To calculate when that actually happens, I found a nice formula here:

\(\displaystyle \sigma < \frac{G m\rho R^2}{\Delta^3}\)

Here \(\sigma\) is the tensile strength of the material, \(\rho\) is the density of the material, \(R\) is the radius of our object that’s being pulled apart (assuming a sphere), and \(\Delta\) is the distance between the two bodies. So if our tensile strength is less than this quantity on the right-hand side, then it will be pulled apart due to the tidal forces.

Let’s look at our black hole and Earth. Assume that Earth is made of granite: tensile strength is \(4.8 \text{MPa}\), and its density is \(2750 \text{kg}/\text{m}^3\). We can use this to calculate what the maximum size a granite boulder can be before it’s ripped apart due to tidal forces from our black hole.

At a distance of just 1m from the black hole, any rock larger than 0.03mm will be ripped apart due to tidal forces. At 100m any rock larger than about 3cm will be ripped apart. At 1km the maximum size is about 1m. If we go all the way to the other side of the earth at about \(1 \times 10^7 \text{m}\), the maximum size of a boulder is \(1 \times 10^6 \text{m}\), or about 1/3 the diameter of the moon. So if you’re on the other side of the Earth when this thing hits you yourself won’t be pulled apart into spaghetti, but Earth itself will rapidly break up into planetoid-sized and smaller chunks. Verdict: the Earth gets rapidly torn apart into planetoid-sized chunks in a matter of minutes, turning the whole mess into a hot ball of molten rock. Which then gets sucked into the black hole over the course of the next several hours/days.

There are a couple of other things that I’m missing. The most obvious is that all this mass can’t instantly fall into the black hole, it will all get in its own way. Also it won’t necessarily fall straight in, it has to conserve its own momentum so it will circle the black hole as it falls in. This will cause it to rapidly heat up, turning everything into super-hot magma, gas, and plasma that will form an accretion disk around the black hole. This will spew out all kinds of high energy x-rays and gamma rays, and we may even get coronal ejections from the poles of the black hole as well.

What about the rest of the solar system? The moon probably won’t change that much, it will still orbit the center or gravity of the system. The day side will get bathed in a whole lot of high energy radiation, but the night side won’t significantly change. It should still be tidally locked so that the same side will continue to face the Earth (or the black hole and accretion disk) with the night side facing away. Incidentally, the night side of the moon would probably be the safest place for humanity to survive. Anywhere else in the solar system is going to get massive x-rays and gamma rays from our accretion disk whenever its visible in the sky, but anyone on the dark side of the moon will always have the mass of the moon between themselves and the black hole. Another option would be deep underground habitats on other celestial bodies in the solar system: Mars, Ceres and other large asteroids, various gas giant moons, etc. It’s hard to say how much shielding you would need, since I don’t know how to estimate how much energy would be put out by the accretion disk that used to be the Earth.

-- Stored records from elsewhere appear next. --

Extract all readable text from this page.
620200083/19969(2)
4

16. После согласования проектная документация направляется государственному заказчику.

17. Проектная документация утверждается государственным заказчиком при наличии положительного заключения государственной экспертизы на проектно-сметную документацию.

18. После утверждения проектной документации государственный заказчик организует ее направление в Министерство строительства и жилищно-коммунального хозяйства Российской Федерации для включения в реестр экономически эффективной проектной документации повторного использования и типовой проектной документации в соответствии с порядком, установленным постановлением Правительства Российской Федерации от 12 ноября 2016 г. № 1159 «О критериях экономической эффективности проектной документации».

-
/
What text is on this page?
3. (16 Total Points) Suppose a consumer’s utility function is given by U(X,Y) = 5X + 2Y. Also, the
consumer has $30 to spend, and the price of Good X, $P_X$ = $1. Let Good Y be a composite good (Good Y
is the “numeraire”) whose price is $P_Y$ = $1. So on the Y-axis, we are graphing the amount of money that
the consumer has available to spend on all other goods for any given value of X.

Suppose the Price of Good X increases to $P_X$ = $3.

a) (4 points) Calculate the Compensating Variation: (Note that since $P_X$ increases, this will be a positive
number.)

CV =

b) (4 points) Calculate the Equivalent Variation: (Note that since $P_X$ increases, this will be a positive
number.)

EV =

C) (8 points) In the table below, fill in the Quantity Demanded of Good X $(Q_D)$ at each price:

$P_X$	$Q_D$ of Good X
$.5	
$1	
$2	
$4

Overall verdict: Earth is totally destroyed in a matter of hours, all that’s left is a super-hot super-radiation-spewing accretion disk falling into the black hole. Anyone not on the dark side of the moon or in a deep underground habitat somewhere else in the solar system is fried to a crisp in the radiation.

Edit: of course the real question is, where did a black hole with the mass of the moon come from? That much mass just doesn’t appear by itself. Possibly Ceres or a trans-Neptunian dwarf planet became a singularity due to a super-science experiment gone wrong, then collided with the Earth or something.